“Laowai”. That’s pronounced “Lao-why.” It means foreigner. To me, it means “dog.” It means an individual who isn’t really human. That’s how it feels when the Chinese say it in reference to me. They never say it directly to me, always among themselves. You aren’t privy to their conversation, but you can see the degree of entertainment that they enjoy when you’re in their presence.


Mark Rowswell, aka Dashan 大山, working in Chinese language media since 1988


Whether or not laowai 老外 is pejorative depends on context.  

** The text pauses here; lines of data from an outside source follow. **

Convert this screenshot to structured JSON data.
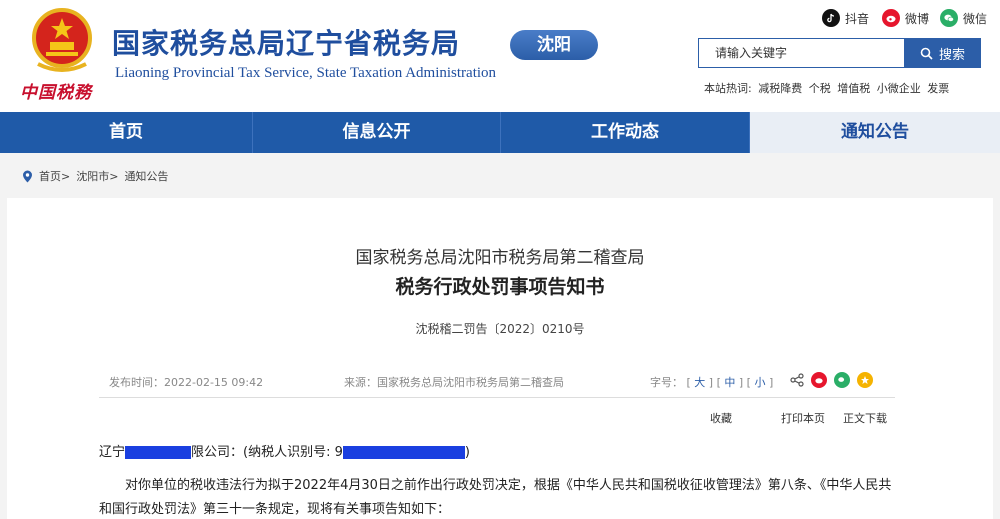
{
  "header": {
    "title_cn": "国家税务总局辽宁省税务局",
    "title_en": "Liaoning Provincial Tax Service, State Taxation Administration",
    "seal_text": "中国税務",
    "city": "沈阳"
  },
  "social": [
    {
      "label": "抖音",
      "icon": "douyin-icon",
      "color": "#111111"
    },
    {
      "label": "微博",
      "icon": "weibo-icon",
      "color": "#e6162d"
    },
    {
      "label": "微信",
      "icon": "weixin-icon",
      "color": "#2aae67"
    }
  ],
  "search": {
    "placeholder": "请输入关键字",
    "button_label": "搜索"
  },
  "hotwords": {
    "label": "本站热词:",
    "items": [
      "减税降费",
      "个税",
      "增值税",
      "小微企业",
      "发票"
    ]
  },
  "nav": [
    {
      "label": "首页"
    },
    {
      "label": "信息公开"
    },
    {
      "label": "工作动态"
    },
    {
      "label": "通知公告"
    }
  ],
  "breadcrumb": [
    "首页>",
    "沈阳市>",
    "通知公告"
  ],
  "article": {
    "org": "国家税务总局沈阳市税务局第二稽查局",
    "title": "税务行政处罚事项告知书",
    "doc_no": "沈税稽二罚告〔2022〕0210号",
    "date": "发布时间：2022-02-15 09:42",
    "source": "来源：国家税务总局沈阳市税务局第二稽查局",
    "fontsize_label": "字号：",
    "fontsizes": [
      "大",
      "中",
      "小"
    ],
    "actions": [
      "收藏",
      "打印本页",
      "正文下载"
    ],
    "addressee_prefix": "辽宁",
    "addressee_mid": "限公司：(纳税人识别号: 9",
    "addressee_suffix": ")",
    "paragraph1": "对你单位的税收违法行为拟于2022年4月30日之前作出行政处罚决定，根据《中华人民共和国税收征收管理法》第八条、《中华人民共和国行政处罚法》第三十一条规定，现将有关事项告知如下："
  },
  "colors": {
    "brand_blue": "#1f5aa8",
    "title_blue": "#1f4e9e",
    "red": "#c8102e"
  }
}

Many Chinese will argue that it’s not pejorative at all. Lao 老, after all, is an honorific denoting seniority and informality, such as when used with a surname: Lao Liu 老刘, “Old Liu”.  Laowai is often used in a similar way to demonstrate informality, with the feeling that terms like waiguoren are too formal and stuffy.  In certain circumstances, however, this informality can be interpreted as showing a lack of appropriate respect.  If one were to refer to Hu Jintao, President of China, as Lao Hu, this would normally be interpreted as a lack of respect.  In the same way, laowai can be interpreted as slightly disrespectful rather than as a term of endearment.

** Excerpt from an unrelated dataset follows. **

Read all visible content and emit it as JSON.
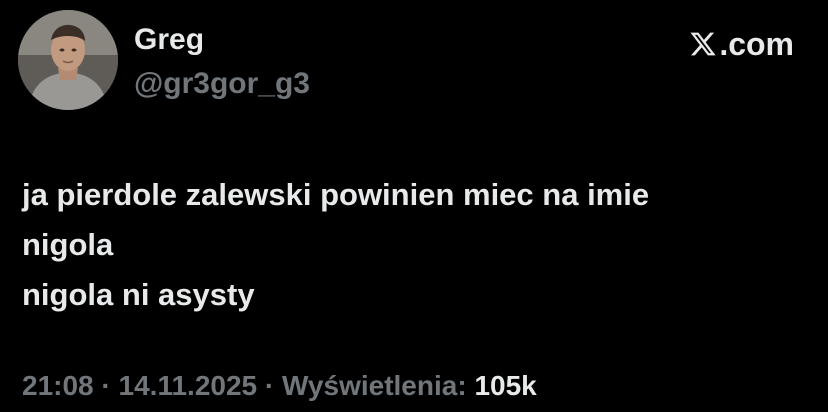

In some uses, laowai is clearly pejorative, for instance when used as an adjective. “You are too laowai” 你太老外了 literally means “You are too foreign”, but in fact carries the meaning “You are ignorant”.

Perhaps the best measure of whether a word is pejorative or not is to gauge what the subject himself/herself perceives.  In my experience, most foreigners do not like being referred to as laowai except in the most informal of surroundings and by close friends who may use the term in a joking manner, similar to the way one might refer to a close Caucasian friend as a “honky” without causing offense.  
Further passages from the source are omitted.